Mesir. Perang Dunia baru saja usai. Pemuda-pemudanya di bawah bayang-bayang Inggris dan lebih senang menghabiskan waktu di kedai kopi.
Adalah Imam Hasan Al-Banna. Seorang yang perenung. Seorang yang mengakrabi puisi lebih dari apapun. Dalam sebuah tulisan, ia pernah berkata,
"Setelah menyempurnakan diri dengan ilmu maka lengkapilah dengan perbuatan...". Idenya sederhana:
Bagaimana membuat pemuda Mesir kala itu, ingin mendengar uraian akhlak dan agama?
Maka tulisnya lagi, "Aku meminta kepada teman-temanku untuk keluar memberi nasihat di kedai-kedai kopi,"
Mereka berasa ganjil dan heran serta berkata: ‘Orang-orang yang berada di kedai kedai kopi itu tidak akan membenarkan kita melakukannya,"
"Dan malah akan menentang sebab mengganggu kesenangan mereka..." seru kawan-kawannya.
"Seperti diketahui, " Kata Imam Al-Banna, "Mereka ini adalah kerumunan pemuda yang suka berfoya-foya,"
"Tentulah sukar bagi mereka untuk menerima nasihat kita.
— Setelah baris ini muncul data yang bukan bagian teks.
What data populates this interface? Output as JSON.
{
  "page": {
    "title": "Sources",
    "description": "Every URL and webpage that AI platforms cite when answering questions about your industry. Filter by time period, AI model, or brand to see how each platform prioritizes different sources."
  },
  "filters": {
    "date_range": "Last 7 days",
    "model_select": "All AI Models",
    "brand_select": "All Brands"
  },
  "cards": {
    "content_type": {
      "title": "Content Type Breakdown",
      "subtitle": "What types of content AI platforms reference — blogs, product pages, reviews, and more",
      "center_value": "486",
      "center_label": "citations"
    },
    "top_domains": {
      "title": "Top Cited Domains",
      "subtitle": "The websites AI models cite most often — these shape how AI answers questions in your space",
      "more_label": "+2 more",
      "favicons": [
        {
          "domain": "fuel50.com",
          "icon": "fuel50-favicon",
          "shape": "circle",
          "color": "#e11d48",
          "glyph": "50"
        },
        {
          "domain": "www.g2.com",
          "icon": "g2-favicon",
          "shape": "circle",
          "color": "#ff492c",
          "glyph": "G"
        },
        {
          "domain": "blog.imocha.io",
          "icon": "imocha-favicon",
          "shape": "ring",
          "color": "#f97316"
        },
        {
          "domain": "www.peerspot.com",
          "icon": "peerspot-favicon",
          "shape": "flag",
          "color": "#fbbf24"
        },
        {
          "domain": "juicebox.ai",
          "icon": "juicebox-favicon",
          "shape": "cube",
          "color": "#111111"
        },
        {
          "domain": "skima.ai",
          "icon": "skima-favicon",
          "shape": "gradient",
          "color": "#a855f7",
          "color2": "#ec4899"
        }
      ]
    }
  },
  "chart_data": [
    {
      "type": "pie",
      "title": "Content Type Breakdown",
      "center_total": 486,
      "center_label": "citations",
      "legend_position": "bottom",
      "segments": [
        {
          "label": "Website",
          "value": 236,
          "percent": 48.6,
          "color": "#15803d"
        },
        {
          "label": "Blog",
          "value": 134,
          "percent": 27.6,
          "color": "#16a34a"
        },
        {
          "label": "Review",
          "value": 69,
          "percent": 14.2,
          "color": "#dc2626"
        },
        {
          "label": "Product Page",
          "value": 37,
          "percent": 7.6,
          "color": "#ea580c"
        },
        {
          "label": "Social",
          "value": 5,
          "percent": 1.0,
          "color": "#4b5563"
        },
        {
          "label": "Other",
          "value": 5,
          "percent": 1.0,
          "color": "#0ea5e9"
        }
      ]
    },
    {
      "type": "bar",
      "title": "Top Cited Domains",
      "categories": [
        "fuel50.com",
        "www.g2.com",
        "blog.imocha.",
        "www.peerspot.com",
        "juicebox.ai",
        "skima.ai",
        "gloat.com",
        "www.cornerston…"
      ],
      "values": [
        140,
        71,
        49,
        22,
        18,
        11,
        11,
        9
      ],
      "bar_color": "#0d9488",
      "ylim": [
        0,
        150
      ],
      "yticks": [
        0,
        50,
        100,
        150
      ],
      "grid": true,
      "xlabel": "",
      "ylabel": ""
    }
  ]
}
Bagaimana kita hendak memberi nasihat mengenai agama dan akhlak bagi kaum yang tidak memikirkan selain kesenangan saja?" Pikir Al-Banna, tetapi kemudian ditepisnya:
"Tetapi Aku berpendapat sebaliknya. Aku percaya mereka itu merupakan satu golongan yang sanggup dan bersedia untuk mendengar sebarang nasihat daripada golongan yang lain!"
"bahkan lebih daripada golongan-golongan yang ada di masjid sendiri, karena bagi mereka, ini adalah satu perkara yang baru. Kita harus bijak memilih tajuk-tajuk yang sesuai,"
"dan janganlah katakan sesuatu yang akan melukai mereka!"
Kemudian, pada musim-musim perang yang berkepanjangan dan kejumudan bangsa mesir itu, Imam Al-Banna bergerak dan keluar. Ia betul-betul, secara harfiyah, memberi ceramah di kedai kopi!
Ia melakukan ini dalam usia yang muda. Ia, bahkan masih mahasiswa di Al-Azhar.
Maka ia menulis, "Kami mengawalinya dengan kedai kopi yang terletak di Medan Solahuddin. Pertama di kedai kopi As-Sayyidah ‘Aisyah dan dari situ ke kedai-kedai kopi yang berselerak di kawasan Toulon,"
"Seterusnya dari Thariq al-Jabal ke Syare’i Salamah. Tidak ketinggalan juga kedai kopi As-Saiyyidah Zainab," katanya.
Dan begitulah, kenikmatan dakwah merasuk dalam darahnya: "Aku merasakan pada malam itu saja lebih 20 khutbah telah kusampaikan kepada mereka. Setiap satu khutbah mengambil waktu di antara 5 hingga 10 menit."
"Mereka yang ada di sana merasa heran dan berdiam diri untuk menumpukan perhatian untuk mendengar," kenang Al-Banna.
"Pada mulanya mereka merasa sesuatu yang ganjil. Lama-kelamaan mereka meminta untuk menambahkan lagi percakapan itu..."
"Kami tidak minum atau meminta sesuatu pun," katanya. Kami hanya memohon sedikit waktu untuk mengingatkan mereka kepada Allah..." dan kita akhirnya melihat, bahwa Mesir kini akhirnya berubah.
"Tidak mengherankan sesungguhnya Allah tidak mengutus nabi atau rasul kecuali untuk menyampaikan yang pertama, ialah ‘Katakanlah aku tidak menghendaki upah’...." kenangnya lagi.
Dan kemudian, lama-kelamaan, gerakan ini membesar, dari kedai kopi ke kedai kopi yang lain: semangat untuk membersihkan pemuda-pemuda dari akhlak yang buruk.
Semangat untuk memperbaiki bangsanya yang rusak dan dijajah Inggris: Ikhwanul Muslimin.